Netflix announced a whopper of a price increase to all of its customers in July of 2011. They decided to get rid of the $9.99 bundled price plan and to separate the two offerings each priced individually at $7.99. It was a 60% price increase and customer reaction was immediate and angry. Blog posts and comments piled up across the Web in reaction and over a million customers voted with their feet by unsubscribing to the Netflix service. The business model that had worked so well for the DVD-by-mail service did not work well to deliver online streaming bundled with the mail service.
It only took two months for Netflix’s next move. In September of 2011 it decided to split up into two discreet business units. One for online streaming continuing to operate under the name Netflix and another independent business unit established under the new name Qwikster to operate the company’s legacy DVD-by-mail service.

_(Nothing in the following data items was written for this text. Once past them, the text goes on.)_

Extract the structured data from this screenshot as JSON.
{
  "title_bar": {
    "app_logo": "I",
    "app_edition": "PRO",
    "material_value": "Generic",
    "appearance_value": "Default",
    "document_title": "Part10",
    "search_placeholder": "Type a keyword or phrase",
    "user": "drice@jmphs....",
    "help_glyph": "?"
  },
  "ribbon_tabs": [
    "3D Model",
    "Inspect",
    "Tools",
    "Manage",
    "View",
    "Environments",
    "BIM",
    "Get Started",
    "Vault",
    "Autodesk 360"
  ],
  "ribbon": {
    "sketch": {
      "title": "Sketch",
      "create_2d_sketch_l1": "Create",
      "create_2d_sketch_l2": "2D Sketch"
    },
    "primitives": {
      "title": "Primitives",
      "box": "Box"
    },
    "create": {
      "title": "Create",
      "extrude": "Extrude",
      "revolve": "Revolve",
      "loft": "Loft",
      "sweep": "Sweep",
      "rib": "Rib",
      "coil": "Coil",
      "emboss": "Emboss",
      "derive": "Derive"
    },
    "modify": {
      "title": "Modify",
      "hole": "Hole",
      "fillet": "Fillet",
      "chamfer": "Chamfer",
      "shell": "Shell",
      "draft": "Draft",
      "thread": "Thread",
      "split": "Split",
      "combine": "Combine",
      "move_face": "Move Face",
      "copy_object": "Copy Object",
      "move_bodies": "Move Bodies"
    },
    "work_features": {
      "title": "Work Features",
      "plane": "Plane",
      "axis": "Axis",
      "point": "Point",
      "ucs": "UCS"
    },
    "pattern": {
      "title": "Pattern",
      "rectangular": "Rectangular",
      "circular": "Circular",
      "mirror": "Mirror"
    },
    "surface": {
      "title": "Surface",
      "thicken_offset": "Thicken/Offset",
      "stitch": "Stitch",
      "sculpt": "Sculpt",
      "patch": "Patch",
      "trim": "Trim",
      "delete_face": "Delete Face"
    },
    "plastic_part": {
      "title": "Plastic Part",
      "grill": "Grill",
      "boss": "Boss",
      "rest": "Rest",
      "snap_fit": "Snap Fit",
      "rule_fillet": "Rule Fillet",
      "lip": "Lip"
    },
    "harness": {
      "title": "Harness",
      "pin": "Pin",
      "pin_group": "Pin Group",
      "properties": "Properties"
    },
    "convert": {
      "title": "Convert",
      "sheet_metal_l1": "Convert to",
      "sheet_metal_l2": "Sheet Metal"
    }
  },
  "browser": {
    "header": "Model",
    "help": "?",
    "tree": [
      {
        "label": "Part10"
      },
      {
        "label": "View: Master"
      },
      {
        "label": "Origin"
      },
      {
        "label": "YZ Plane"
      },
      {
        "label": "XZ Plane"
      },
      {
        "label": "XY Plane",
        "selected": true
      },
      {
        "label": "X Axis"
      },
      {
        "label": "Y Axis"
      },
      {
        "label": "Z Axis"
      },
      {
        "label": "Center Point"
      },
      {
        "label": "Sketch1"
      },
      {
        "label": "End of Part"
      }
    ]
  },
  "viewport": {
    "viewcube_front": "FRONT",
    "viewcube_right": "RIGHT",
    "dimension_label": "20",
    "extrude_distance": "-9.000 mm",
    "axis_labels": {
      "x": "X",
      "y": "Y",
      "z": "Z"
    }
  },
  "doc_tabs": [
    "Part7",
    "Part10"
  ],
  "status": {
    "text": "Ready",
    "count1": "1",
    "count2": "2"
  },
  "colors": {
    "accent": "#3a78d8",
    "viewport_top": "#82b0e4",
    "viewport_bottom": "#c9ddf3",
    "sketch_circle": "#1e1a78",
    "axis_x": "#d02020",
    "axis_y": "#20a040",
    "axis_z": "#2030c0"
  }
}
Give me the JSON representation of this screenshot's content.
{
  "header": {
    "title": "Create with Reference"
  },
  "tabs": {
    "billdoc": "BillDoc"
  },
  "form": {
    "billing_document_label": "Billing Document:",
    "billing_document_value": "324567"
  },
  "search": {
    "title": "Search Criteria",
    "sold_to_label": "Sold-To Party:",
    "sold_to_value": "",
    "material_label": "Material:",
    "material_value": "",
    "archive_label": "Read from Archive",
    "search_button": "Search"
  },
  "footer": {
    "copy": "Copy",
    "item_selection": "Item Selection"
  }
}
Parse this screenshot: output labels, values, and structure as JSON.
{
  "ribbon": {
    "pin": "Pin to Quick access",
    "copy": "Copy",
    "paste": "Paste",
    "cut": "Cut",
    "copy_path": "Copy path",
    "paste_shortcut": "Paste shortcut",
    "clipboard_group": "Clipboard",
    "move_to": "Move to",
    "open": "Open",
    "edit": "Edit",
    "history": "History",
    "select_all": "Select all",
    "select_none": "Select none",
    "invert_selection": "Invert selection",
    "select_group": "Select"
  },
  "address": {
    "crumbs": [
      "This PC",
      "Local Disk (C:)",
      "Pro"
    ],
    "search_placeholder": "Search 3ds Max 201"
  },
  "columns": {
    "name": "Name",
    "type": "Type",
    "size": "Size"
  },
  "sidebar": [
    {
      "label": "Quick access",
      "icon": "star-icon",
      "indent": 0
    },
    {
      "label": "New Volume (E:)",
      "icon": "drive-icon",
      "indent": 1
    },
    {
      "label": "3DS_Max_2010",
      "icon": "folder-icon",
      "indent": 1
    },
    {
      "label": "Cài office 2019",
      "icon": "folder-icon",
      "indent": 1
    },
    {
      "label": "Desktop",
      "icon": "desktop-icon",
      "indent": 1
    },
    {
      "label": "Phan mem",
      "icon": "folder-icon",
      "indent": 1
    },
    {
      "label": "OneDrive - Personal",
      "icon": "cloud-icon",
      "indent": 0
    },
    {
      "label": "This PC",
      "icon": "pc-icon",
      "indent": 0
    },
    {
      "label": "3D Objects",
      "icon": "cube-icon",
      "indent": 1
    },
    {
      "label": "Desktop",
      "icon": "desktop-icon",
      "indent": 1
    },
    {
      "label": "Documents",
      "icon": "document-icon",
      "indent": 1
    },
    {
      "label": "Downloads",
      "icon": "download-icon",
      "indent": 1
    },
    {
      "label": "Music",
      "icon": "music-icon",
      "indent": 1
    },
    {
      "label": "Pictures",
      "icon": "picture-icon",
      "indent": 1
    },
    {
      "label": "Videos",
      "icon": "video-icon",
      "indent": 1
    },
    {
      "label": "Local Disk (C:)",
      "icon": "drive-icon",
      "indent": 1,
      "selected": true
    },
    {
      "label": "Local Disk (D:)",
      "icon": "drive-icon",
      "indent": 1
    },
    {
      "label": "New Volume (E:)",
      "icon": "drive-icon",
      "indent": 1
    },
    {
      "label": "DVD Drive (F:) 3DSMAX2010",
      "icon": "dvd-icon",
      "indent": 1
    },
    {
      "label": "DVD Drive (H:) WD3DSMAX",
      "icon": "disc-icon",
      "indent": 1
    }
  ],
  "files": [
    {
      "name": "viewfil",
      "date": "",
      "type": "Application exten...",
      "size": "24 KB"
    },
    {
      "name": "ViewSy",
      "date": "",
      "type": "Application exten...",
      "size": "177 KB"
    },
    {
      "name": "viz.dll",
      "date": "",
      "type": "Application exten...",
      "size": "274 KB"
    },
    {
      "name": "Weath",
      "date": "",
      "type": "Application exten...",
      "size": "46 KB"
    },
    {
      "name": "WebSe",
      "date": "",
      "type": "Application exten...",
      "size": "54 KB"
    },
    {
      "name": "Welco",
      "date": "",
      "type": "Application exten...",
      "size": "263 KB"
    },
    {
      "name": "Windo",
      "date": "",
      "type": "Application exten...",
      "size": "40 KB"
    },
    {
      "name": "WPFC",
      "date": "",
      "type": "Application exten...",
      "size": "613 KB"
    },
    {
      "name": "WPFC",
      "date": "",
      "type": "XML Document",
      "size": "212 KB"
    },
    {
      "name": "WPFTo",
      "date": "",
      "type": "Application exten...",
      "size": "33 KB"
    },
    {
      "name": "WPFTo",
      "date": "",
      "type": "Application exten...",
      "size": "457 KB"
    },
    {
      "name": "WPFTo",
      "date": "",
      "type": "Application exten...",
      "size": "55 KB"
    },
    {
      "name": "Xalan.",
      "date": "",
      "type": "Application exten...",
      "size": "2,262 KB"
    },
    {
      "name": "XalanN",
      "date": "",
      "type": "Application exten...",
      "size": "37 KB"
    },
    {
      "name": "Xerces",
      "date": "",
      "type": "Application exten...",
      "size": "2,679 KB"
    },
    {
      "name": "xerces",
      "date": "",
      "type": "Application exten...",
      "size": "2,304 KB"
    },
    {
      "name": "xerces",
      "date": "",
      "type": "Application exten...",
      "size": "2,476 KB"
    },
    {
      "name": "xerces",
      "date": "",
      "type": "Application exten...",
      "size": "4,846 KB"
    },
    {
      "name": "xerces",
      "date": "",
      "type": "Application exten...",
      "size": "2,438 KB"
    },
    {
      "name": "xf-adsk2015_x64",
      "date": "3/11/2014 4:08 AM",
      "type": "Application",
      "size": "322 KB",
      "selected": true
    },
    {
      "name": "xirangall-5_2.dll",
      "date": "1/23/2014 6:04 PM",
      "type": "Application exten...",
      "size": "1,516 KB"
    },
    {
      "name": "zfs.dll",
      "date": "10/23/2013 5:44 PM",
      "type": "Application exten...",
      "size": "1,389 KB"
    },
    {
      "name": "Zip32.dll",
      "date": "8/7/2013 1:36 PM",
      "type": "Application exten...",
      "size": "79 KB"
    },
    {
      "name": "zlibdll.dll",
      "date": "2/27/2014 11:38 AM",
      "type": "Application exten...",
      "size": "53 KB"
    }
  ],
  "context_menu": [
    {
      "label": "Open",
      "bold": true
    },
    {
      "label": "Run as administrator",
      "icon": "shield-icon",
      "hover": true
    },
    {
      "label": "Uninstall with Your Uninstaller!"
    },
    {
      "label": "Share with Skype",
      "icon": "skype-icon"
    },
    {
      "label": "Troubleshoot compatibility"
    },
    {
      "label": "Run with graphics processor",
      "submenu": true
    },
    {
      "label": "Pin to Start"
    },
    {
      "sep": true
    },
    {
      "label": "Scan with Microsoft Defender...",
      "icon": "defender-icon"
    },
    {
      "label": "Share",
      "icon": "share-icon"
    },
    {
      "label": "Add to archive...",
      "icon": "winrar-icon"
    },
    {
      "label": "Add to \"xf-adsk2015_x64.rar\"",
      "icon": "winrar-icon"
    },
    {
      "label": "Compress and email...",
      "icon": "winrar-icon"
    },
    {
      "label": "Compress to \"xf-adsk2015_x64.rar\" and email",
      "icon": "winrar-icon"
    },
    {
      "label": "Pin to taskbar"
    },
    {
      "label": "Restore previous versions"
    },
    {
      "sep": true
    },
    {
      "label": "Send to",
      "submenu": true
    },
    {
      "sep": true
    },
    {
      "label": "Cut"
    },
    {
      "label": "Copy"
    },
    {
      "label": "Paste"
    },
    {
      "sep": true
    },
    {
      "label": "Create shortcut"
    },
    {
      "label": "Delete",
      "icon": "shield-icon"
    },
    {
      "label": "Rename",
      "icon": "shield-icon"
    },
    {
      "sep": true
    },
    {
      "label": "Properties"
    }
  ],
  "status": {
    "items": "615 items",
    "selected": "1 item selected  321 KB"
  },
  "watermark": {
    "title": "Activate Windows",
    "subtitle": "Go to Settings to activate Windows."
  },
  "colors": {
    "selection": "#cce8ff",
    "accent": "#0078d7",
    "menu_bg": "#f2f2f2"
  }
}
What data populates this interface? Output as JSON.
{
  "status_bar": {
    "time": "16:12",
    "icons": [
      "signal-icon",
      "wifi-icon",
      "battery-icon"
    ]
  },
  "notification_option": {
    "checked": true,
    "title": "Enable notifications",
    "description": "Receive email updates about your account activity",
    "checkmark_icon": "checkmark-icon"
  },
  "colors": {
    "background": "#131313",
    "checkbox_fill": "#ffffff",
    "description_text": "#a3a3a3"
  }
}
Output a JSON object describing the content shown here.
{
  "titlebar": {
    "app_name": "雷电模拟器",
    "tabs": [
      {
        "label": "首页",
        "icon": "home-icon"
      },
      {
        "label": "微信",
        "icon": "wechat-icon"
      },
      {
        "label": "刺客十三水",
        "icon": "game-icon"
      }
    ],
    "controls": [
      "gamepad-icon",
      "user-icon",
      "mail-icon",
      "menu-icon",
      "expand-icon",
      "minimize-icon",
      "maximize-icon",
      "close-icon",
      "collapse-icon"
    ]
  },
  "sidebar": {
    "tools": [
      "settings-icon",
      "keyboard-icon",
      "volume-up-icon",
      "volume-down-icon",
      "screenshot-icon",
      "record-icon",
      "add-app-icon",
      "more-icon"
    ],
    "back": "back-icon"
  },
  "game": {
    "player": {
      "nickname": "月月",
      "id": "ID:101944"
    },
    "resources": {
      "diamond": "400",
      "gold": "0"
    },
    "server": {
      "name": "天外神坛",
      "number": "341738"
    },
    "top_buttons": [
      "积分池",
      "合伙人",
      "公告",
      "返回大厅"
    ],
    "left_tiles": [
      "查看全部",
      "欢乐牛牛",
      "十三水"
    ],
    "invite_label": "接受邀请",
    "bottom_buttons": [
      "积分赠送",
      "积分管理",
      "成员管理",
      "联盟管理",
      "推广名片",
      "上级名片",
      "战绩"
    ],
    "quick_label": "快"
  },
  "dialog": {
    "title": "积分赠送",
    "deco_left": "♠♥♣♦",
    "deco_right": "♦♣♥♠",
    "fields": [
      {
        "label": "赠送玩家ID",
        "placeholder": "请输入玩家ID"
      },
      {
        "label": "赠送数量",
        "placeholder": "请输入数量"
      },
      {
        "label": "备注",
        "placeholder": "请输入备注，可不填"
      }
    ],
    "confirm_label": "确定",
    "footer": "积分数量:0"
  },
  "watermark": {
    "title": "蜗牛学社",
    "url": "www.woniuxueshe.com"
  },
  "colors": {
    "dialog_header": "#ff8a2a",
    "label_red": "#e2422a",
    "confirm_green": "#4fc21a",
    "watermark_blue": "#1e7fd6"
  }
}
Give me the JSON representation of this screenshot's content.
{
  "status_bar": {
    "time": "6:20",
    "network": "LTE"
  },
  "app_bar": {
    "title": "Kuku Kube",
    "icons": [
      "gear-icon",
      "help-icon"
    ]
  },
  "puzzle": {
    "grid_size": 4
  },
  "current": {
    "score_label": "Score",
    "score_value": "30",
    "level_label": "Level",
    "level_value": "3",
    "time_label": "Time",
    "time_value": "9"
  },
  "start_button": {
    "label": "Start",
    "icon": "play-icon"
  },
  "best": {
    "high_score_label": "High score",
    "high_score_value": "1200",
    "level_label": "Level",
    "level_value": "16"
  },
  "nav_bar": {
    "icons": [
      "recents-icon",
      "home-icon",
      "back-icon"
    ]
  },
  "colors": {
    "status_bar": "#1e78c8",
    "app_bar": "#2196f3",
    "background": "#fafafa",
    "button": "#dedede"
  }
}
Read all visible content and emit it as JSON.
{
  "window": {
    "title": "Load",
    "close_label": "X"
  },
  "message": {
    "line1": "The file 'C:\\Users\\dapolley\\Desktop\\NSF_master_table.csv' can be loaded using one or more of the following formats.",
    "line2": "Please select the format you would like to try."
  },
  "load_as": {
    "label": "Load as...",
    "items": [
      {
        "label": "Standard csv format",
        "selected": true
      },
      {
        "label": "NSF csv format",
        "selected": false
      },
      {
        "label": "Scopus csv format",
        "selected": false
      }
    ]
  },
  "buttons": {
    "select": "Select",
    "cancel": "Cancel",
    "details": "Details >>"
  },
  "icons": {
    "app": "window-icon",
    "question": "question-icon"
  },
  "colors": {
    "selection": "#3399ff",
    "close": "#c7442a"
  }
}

It became clear to Netflix that trying to grow the streaming business within the core DVD-by-mail business model wouldn’t work.
The most important lesson for all leaders to take away from Reed Hastings’ experience at Netflix is from his simple but profound admission, “In hindsight, I slid into arrogance based upon past success”. Hastings goes on to say in a blog post, “My greatest fear at Netflix has been that we wouldn’t make the leap from success in DVDs to success in streaming. Most companies that are great at something — like AOL (AOL) dialup or Borders bookstores – do not become great at new things people want (streaming for us) because they are afraid to hurt their initial business. Eventually these companies realize their error of not focusing enough on the new thing, and then the company fights desperately and hopelessly to recover. Companies rarely die from moving too fast, and they frequently die from moving too slowly”.
And then less than a month later after losing over 1 million customers and the bleeding continuing Reed Hastings announced Netflix had changed its mind again and would not be going forward with a separate Qwikster business model and unit. They would continue to blend the online and DVD-by-mail offerings and pricing. He amazingly contradicted his comment that companies rarely die from moving too fast in his announcement saying, “There is a difference between moving quickly and moving too fast.” It was painful to hear and to watch Netflix in the throws of being netflixed.
I don’t know how the movie will turn out but one thing is clear. Business models just don’t last as long as they used to. They are all vulnerable to being netflixed. No one and no organization are immune, not even Netflix.